Three-Year Healthcare Rate Lock Guarantee

The Problem with Traditional Renewals
Every year, employers go through the same cycle:
Renewal increase →
Quote shopping →
Plan changes →
Repeat
Even when your population performs well, your costs can still go up.
👉 Because the system isn’t built around your actual risk.


A Different Approach to Healthcare Funding
Most employers only allow insurance carriers to price their plan.
But healthcare is ultimately a risk and capital problem.
When your organization demonstrates strong underwriting characteristics, that risk can be evaluated by institutional funding partners.
👉 You’re already going to market.
You’re just only letting insurance carriers bid.
When You Qualify
We begin with a risk assessment using the same data you already provide during renewal:
• Claims history
• Population demographics
• Cost volatility
• Utilization patterns
If the data supports it, your risk profile may be presented to institutional capital partners.
These institutions participate because they believe:
👉 your population represents low, predictable risk


What This Allows
If your organization qualifies:
• Your healthcare rate is locked for three years
• All costs are included (claims, admin, stop-loss)
• Your rate does not increase—even if claims fluctuate
👉 That’s what rate stabilization actually means.
Backed by Institutional Capital
These structures are supported by:
• Global financial institutions
• Specialty underwriting firms
• Advanced risk modeling
They participate because your data indicates the opportunity to deploy capital efficiently.
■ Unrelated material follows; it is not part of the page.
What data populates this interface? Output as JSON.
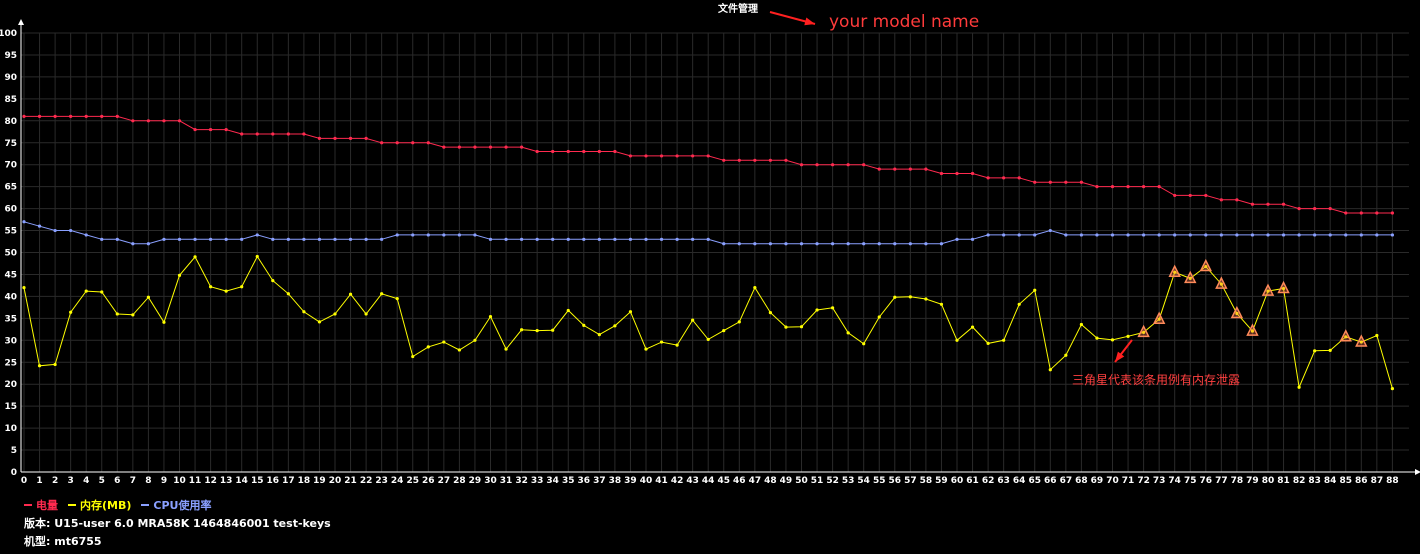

Stability with Potential Upside
For qualified employers, this structure may:
• Stabilize long-term healthcare costs
• Reduce balance sheet volatility
• Improve financial planning
• Create potential return if performance aligns
Traditional vs. Rate Stabilization
Traditional Model:
Annual renewals
Increasing costs
Uncertainty
Rate Stabilization:
Fixed rate
No increases
Predictability

EVEN IF YOU DON'T QUALIFY
There Are Still Better Options
The risk assessment still provides valuable insight.
Even when employers do not qualify for the three-year program, other strategies may still improve cost control and transparency including:
Level Funded Plans
Best for growing employers seeking predictable costs. If claims are lower than expected, employer could see surplus refund.
ICHRA Contribution Strategy
Best for smaller or geographically distributed workforces and particularly effective for organizations with variable workforce sizes.
Optimized Fully Insured Models
Improve your traditional insurance plans through better carrier negotiation, plan design adjustments, and cost-management tools.
Claims Indemnification Options
Reduce healthcare costs by identifying and correcting inefficiencies within medical claims by adding auditing claims software.
Captive Participation Strategy
Best for employers seeking long-term stability and shared risk. Captives are often used by employers who want multi-year healthcare funding stability.
Alternative Plan Design Models
Restructure benefits to better align costs with employee utilization and employer goals to improve cost control and increase transparency.
Our goal is always the same:
Align healthcare funding with the employer’s risk profile.